その後の実利用システムの開発やリリースにおいても、ユーザビリティ関係者はどちらかというとプロダクトに作業を集中させていた事情があり、グループウェアに関する技術開発関係者とユーザビリティ関係者の間には有意義なコラボレーションはなかったといえる。
その結果、時代はいきなりという感じでインターネット、そしてクラウドの時代に入ってしまった。筆者自身、現在はSkypeやGmail、Google Docs、Facebook、Evernoteなどを利用しているが、あくまでもそれらのユーザとしてであり、新しい技術やサービスが提供されると、それを試してみる、といった状況が続いている。
もちろん、近年のウェブ関係者は、2000年代前半のWebユーザビリティの波をかぶった人たちが多く、ユーザビリティについて関心を持ち、知識も技術も持っている人が多いため、これらのシステムはそれなりのユーザビリティ水準を確保していると言っていい。
相変わらずグループウェアに関する研究会や学会は活動を継続しているが、それらの中から実利用に耐えるシステムやサービスの提案が生まれてくるのかどうかは分からない。むしろ企業活動のなかから次世代を担うシステムやサービスが生まれてくるのかもしれない。
その意味では、ウェブ関係者がさらにユーザビリティの研究をして、新しいシステムやサービスの開発を進めていくことになるとも予想されるのだが、ひとつだけ気になる点がある。それはグループウェアが対象としているのは人間のコミュニケーションであり、人間の共同作業である。そうしたコミュニケーション活動や共同作業についてのベーシックな研究が十分に行われていない状況で、企業のシステム開発者の着想に頼るだけで、今後も本当に適切なシステムやサービスの開発が行えるのだろうか、という心配である。
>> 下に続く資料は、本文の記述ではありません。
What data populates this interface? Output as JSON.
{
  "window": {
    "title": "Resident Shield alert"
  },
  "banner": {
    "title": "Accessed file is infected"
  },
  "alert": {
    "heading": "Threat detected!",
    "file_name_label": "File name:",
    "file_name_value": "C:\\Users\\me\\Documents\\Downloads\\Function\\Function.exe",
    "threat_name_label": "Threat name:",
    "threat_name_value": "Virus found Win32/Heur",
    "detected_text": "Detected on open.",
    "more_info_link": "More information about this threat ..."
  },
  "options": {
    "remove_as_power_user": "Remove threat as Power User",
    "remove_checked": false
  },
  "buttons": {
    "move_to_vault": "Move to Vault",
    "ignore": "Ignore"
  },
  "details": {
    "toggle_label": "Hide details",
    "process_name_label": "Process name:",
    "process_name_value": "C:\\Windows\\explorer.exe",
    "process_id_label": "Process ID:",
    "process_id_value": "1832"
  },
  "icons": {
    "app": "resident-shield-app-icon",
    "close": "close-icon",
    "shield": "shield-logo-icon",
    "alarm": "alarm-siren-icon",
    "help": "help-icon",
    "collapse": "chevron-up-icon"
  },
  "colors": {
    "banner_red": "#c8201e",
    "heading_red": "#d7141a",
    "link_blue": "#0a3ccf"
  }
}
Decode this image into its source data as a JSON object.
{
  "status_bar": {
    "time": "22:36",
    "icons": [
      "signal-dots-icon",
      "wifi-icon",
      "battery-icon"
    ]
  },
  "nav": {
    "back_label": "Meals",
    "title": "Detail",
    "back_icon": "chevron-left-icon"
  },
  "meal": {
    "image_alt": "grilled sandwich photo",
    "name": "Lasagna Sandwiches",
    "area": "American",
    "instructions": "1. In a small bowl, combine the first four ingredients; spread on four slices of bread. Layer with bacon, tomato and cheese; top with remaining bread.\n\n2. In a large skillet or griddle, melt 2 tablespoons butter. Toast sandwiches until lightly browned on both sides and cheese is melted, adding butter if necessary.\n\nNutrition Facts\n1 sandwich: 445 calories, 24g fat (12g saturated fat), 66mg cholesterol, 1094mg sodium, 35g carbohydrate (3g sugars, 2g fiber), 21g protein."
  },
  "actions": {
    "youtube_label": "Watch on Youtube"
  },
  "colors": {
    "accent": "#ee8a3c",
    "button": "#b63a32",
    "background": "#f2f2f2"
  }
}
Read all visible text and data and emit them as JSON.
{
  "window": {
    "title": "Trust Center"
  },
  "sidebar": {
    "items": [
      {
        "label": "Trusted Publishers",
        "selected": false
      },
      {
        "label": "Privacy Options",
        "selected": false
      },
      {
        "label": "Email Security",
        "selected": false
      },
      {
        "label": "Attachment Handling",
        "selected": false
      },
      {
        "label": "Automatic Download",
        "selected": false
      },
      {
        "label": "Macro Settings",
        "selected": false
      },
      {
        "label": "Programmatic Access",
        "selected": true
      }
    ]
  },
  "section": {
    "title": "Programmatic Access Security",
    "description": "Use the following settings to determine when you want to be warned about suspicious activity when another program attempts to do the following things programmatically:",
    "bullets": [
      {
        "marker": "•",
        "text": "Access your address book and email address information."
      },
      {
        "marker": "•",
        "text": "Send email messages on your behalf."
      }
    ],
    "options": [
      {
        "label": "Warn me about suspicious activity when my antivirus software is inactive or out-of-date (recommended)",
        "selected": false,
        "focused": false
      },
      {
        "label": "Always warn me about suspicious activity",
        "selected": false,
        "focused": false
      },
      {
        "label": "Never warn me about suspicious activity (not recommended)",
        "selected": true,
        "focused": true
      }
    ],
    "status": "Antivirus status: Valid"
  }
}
以前から、ヒューマンインタフェースの領域に対する人間科学や社会科学からの参加が少ないとは言われていた。そうしたなかで、グループウェアに関しては、社会心理学からのアプローチが比較的活発だが、フレーミングの問題など、オンラインコミュニケーションを前提として、そのあり方について分析するという実証的研究が多い。それも大切なのだが、人間の本性に立ち戻って、コミュニケーションや共同作業がどうあるべきかを考える人たちがもっといていいように思っている。そして、それらの人々が提示した人間の本性に関するエビデンスにもとづいて、さらに新たな着想が生まれるというサイクルが動き出すことが必要なのではないか、と考えている。